L’équilibre des voix s’offre dans une évidente subtilité, se complétant, s’entrecroisant dans un savant maillage accentué par la respiration commune de la terre Corse. Les voix sont ancrées, plantées dans une tradition et un territoire mais s’allègent en se teintant de lyrisme, dans un équilibre constant entre toutes les voix.
Jacques Tramoni, basse profonde, est le gardien du temps et de l’assise harmonique, immuable, solide, aux graves impressionnants apportant le juste équilibre. Basse également, Jean Claude Tramoni apporte aux graves l’empreinte vocale touchante, emplie d’émotion (et la référence à la période de Pâques avec Via Crucis, chant de procession du catenacciu “l’enchaîné” entonné au soir du Vendredi Saint par les confréries et la foule nombreuse qui le suit).
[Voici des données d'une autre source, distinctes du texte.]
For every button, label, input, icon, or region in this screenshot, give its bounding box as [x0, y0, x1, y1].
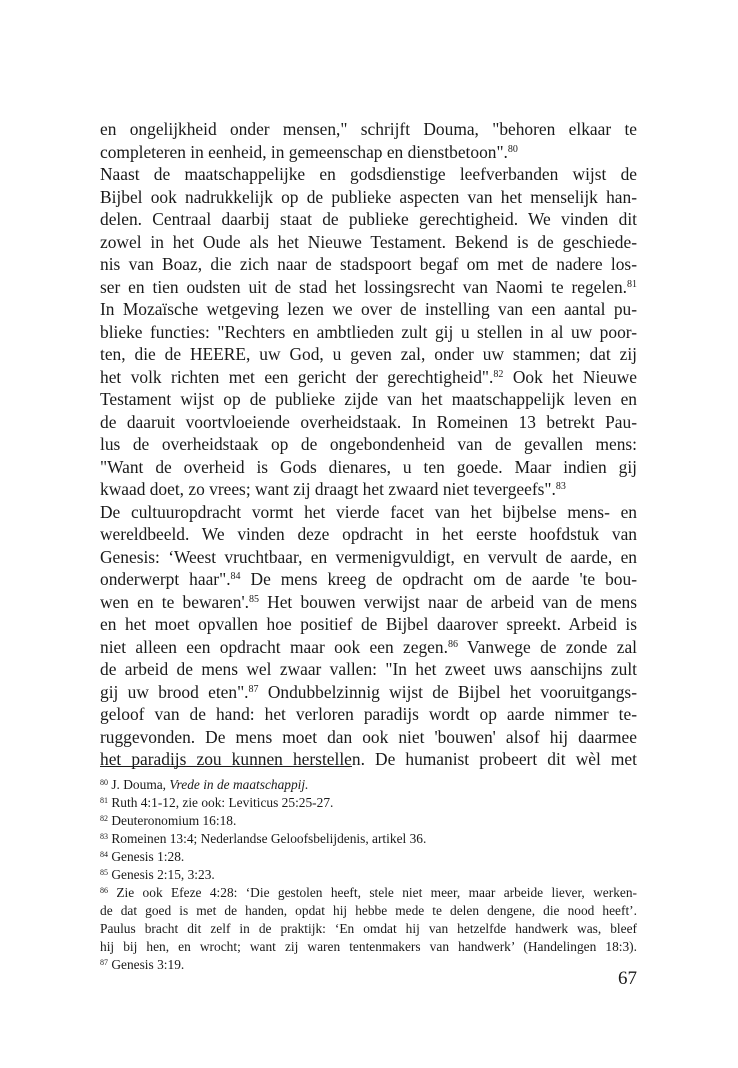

François Lanfranchi, baryton, apporte l’équilibre nécessaire entre les voix graves et aigües. Le timbre est chaleureux, la voix homogène sur toute la tessiture, le phrasé conduit jusqu’à l’ultime souffle.
Le ténor Jean-Louis Blaineau impressionne par la maîtrise de son ambitus entre voix mixte, pleine voix, et voix de tête, dans une alternance de pianissimi et de forte d’une intensité rare. Il imprime dynamique, couleur et contrastes à l’ensemble du chœur pour une pulsation et une respiration commune. Son collègue ténor Stéphane Paganelli soulève l’ensemble en voix mixte ou de tête, jouant avec les résonances et l’écho du lieu sacré.
Grand artisan de cet ensemble et de ce répertoire, le polyphoniste, compositeur-interprète Jean-Paul Poletti est à l’origine de la candidature de la paghjella (l’une des formes des polyphonies corses) au patrimoine immatériel de l’Unesco et contribue ce soir encore à transmettre cette culture, par une narration tout au long du concert.
Pour conclure le concert, l’ensemble se tourne vers le public et lui apprend un dernier refrain. Les 350 spectateurs présents se retrouvent ainsi dans un chœur à deux voix pour une ultime communion avant la standing ovation du public ému et conquis, refermant ce parcours et ce Festival.